De la vigne au vin

L’Entre-deux-Mers veut voir rouge


AFP le 28/05/2021 à 09:20

L'Entre-deux-Mers (entre Gironde et Dordogne), appellation historique en Bordeaux blanc sec du vignoble bordelais (cépages sauvignon blanc, sémillon, muscadelle, sauvignon gris), veut faire « bouger les lignes » et ouvrir le cahier des charges actuel de l'appellation vers le vin rouge, sans pour autant créer une nouvelle appellation.

Du vin rouge est produit de longue date dans cette partie du vignoble bordelais, mais écoulé sous les appellations Bordeaux et Bordeaux supérieur. Pour Bruno Baylet, président du Syndicat de l’AOC Entre-deux-Mers, il s’agit à la fois « d’acter une réalité du terrain, de corriger un oubli historique du décret d’appellation de 1937, et de signifier une montée en gamme, en s’appuyant sur les meilleurs terroirs, les meilleurs élevages » de l’appellation, pour devenir « un peu comme un pendant du Saint-Emilion, mais de l’autre côté de la Dordogne ».

Selon le syndicat, près de 6 000 hectares de vigne rouge de l’aire d’Entre-deux-Mers, qui compte environ 270 viticulteurs, pourrait être éligible au nouveau cahier des charges. Dressé par le syndicat, il comporte une durée d’élevage long, les cépages traditionnels (merlot, cabernet sauvignon, cabernet franc, malbec, petit verdot, ainsi que le castets, un cépage local historique). Le dossier a été déposé au niveau de l’INAO (Institut national de l’origine et de la qualité) et doit faire l’objet de commissions d’enquête.

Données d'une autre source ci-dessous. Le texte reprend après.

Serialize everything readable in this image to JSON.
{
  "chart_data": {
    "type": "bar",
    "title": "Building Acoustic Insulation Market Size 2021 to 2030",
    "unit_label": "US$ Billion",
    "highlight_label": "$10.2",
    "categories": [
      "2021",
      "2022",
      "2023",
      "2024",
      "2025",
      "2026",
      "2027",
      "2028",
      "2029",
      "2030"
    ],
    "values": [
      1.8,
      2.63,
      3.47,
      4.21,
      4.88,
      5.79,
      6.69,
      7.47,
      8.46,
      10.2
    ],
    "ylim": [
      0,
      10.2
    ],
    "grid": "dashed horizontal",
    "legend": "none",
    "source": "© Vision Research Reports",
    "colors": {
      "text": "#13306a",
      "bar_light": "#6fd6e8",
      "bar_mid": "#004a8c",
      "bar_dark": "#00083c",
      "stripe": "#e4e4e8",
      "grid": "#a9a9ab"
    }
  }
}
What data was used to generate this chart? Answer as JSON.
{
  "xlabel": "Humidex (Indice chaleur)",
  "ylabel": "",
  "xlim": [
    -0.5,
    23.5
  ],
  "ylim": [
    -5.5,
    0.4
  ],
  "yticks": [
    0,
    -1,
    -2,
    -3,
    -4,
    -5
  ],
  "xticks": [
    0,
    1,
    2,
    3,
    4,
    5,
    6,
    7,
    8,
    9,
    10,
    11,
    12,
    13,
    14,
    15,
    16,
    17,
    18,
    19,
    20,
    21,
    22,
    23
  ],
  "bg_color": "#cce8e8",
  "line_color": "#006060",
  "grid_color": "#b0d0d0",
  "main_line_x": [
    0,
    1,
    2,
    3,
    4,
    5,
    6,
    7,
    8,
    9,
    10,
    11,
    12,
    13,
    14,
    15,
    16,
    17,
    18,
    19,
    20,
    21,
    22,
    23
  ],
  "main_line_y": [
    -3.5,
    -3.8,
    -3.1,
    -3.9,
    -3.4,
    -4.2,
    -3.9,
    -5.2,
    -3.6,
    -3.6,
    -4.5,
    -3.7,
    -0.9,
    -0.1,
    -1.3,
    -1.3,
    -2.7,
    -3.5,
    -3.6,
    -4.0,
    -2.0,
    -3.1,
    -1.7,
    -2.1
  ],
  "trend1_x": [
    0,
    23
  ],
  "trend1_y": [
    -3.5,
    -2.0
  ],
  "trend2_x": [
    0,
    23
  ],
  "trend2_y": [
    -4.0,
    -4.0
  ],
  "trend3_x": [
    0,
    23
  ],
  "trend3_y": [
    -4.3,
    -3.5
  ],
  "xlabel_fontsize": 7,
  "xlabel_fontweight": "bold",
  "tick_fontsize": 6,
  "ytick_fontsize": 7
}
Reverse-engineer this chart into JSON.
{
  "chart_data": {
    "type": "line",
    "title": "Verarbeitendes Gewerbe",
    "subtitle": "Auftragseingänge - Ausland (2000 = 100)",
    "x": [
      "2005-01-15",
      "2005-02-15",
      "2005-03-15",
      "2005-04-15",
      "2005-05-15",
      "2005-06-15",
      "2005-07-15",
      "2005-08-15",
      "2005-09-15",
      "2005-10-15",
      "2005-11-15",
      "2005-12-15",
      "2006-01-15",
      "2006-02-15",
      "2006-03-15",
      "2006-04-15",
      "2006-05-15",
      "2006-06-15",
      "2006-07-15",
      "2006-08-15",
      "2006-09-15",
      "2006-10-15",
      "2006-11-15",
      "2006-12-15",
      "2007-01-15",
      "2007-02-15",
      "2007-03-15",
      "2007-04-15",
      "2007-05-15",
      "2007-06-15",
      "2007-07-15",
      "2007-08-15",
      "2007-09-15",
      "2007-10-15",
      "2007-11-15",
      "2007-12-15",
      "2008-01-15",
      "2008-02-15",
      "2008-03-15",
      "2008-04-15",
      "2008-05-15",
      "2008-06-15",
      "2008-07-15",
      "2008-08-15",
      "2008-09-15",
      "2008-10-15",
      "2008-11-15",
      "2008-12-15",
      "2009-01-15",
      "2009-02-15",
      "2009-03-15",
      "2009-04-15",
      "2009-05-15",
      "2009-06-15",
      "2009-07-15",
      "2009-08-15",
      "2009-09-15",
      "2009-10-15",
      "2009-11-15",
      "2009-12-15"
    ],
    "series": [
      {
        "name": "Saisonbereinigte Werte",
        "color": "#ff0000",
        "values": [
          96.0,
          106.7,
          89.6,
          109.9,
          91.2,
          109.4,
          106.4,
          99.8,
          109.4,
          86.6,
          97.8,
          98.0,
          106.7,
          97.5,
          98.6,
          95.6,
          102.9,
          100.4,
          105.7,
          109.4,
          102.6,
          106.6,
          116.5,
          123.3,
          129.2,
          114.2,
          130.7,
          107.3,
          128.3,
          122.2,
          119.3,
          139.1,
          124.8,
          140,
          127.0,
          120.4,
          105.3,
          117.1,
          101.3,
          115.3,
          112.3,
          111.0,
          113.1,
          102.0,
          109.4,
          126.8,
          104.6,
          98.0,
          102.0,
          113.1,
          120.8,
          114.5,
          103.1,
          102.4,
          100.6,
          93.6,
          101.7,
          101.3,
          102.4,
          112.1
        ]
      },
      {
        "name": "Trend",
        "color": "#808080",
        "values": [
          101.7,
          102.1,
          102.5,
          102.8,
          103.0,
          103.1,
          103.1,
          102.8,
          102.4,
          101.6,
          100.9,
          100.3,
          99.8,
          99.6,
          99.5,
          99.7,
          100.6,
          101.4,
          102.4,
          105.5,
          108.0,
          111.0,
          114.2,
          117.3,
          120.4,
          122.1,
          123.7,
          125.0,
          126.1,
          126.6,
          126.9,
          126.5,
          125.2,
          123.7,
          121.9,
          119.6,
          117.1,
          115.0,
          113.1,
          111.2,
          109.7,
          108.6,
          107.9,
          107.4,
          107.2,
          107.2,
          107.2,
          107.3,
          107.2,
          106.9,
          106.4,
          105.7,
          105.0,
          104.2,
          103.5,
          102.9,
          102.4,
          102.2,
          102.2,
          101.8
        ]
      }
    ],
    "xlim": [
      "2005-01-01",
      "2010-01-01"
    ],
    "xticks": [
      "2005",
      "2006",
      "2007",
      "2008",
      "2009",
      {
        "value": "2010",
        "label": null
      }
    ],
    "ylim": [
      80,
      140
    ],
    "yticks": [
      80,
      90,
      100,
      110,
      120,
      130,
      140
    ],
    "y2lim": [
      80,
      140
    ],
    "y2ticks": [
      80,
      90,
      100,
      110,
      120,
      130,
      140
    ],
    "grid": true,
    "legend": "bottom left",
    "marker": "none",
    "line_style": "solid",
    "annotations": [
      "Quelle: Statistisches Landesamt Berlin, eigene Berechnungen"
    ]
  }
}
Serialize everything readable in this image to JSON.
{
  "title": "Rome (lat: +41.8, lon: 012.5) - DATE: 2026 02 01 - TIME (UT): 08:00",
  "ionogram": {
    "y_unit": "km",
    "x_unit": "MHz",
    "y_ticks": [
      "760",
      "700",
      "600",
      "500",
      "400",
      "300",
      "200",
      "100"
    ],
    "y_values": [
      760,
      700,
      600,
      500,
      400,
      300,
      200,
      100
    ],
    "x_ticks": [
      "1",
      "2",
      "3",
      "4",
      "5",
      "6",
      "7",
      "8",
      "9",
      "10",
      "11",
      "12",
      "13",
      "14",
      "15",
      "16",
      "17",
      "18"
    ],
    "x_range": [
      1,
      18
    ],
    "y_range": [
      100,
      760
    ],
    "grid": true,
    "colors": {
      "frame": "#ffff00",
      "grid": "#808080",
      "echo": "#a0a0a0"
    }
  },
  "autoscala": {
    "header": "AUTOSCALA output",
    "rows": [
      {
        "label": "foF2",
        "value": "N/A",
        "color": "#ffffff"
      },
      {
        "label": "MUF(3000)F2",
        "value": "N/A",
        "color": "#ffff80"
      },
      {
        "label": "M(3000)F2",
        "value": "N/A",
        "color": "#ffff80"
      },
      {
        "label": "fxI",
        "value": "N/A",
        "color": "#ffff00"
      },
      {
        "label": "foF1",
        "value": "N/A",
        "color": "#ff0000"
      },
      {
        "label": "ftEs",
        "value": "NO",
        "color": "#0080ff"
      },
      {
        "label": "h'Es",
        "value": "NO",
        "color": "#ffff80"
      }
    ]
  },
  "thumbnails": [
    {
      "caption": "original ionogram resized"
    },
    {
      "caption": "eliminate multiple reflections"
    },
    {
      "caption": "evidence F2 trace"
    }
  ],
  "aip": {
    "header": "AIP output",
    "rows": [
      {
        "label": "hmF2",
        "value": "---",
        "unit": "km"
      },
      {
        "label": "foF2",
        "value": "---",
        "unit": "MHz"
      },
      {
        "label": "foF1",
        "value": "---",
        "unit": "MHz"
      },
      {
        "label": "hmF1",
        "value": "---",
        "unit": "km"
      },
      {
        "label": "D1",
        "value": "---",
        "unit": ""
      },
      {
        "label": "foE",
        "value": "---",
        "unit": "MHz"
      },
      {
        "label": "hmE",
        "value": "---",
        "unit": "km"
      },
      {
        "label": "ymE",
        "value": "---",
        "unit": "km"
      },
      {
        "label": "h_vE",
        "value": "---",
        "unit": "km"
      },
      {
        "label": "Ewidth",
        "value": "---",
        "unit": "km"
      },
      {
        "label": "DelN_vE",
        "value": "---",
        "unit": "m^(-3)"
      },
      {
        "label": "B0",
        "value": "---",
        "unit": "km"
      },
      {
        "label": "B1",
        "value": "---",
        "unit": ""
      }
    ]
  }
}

L’objectif des viticulteurs serait une première récolte d’« Entre-deux-Mers rouge » pour 2022, voire 2023.

Les liqueurs de retour

Après le report de l’édition 2020 en raison de la crise sanitaire, le « Printemps des liqueurs » revient les 28, 29 et 30 mai. Cet événement bisannuel, créé en 2005 à l’initiative du Syndicat Français des Liqueurs, ouvre les portes d’une trentaine de distilleries et liquoristeries, pour certaines historiques, afin de faire découvrir au grand public la catégorie de spiritueux des liqueurs et crèmes de fruits, ses métiers et savoir-faire traditionnels.

Des épices aux fruits, des fleurs aux herbes, de la Franche-Comté à la Corrèze, de l’Isère à la Réunion, 33 maisons de métropole et d’Outre-Mer proposeront des visites adaptées – dans le respect des contraintes sanitaires -, initiations à la science des liquoristes, et des dégustations.

La 9e édition du Printemps de Liqueurs est placée sous le thème « Agri-cultures », pour mettre à l’honneur « les ponts entre les traditions agricoles d’ici et d’ailleurs » et « les rapports aux savoir-faire ancestraux », selon le mot d’Emmanuel Delafon, président du Syndicat.

Revenues en force ces dernières années à la faveur de la mode des cocktails et de la mixologie, les liqueurs comptent 830 références distinctes en France, une cinquantaine d’entreprises (dont 80 % de PME) pour une production annuelle de 89 millions de litres, à 54% destinée à l’exportation, selon les chiffres du Syndicat Français des Liqueurs.

Vinexpo à Shanghai en présentiel

Avec la troisième édition de Vinexpo Shanghai, du 20 au 22 octobre dans la capitale économique chinoise, le groupe Vinexposium tiendra son premier événement physique depuis le début de la crise sanitaire.

« Nous nous réjouissons de rassembler à nouveau les acteurs des vins et spiritueux au sein d’un événement qui fera la part belle aux dégustations et aux rencontres qui ont manqué à tous », explique dans un communiqué Rodolphe Lameyse, directeur général du premier organisateur mondial d’événements professionnels dédiés aux vins et spiritueux. « Le contexte de sortie de crise rendu possible par la vaccination marque la reprise d’une dynamique engageante avec un marché chinois qui offre des perspectives fortes en termes de création de valeur dans les cinq années à venir ».

Cette édition s’ouvrira à de nouveaux partenaires chinois, en réponse à une demande du marché local, et verra une participation renforcée des spiritueux, aux côtés de vins du monde entier.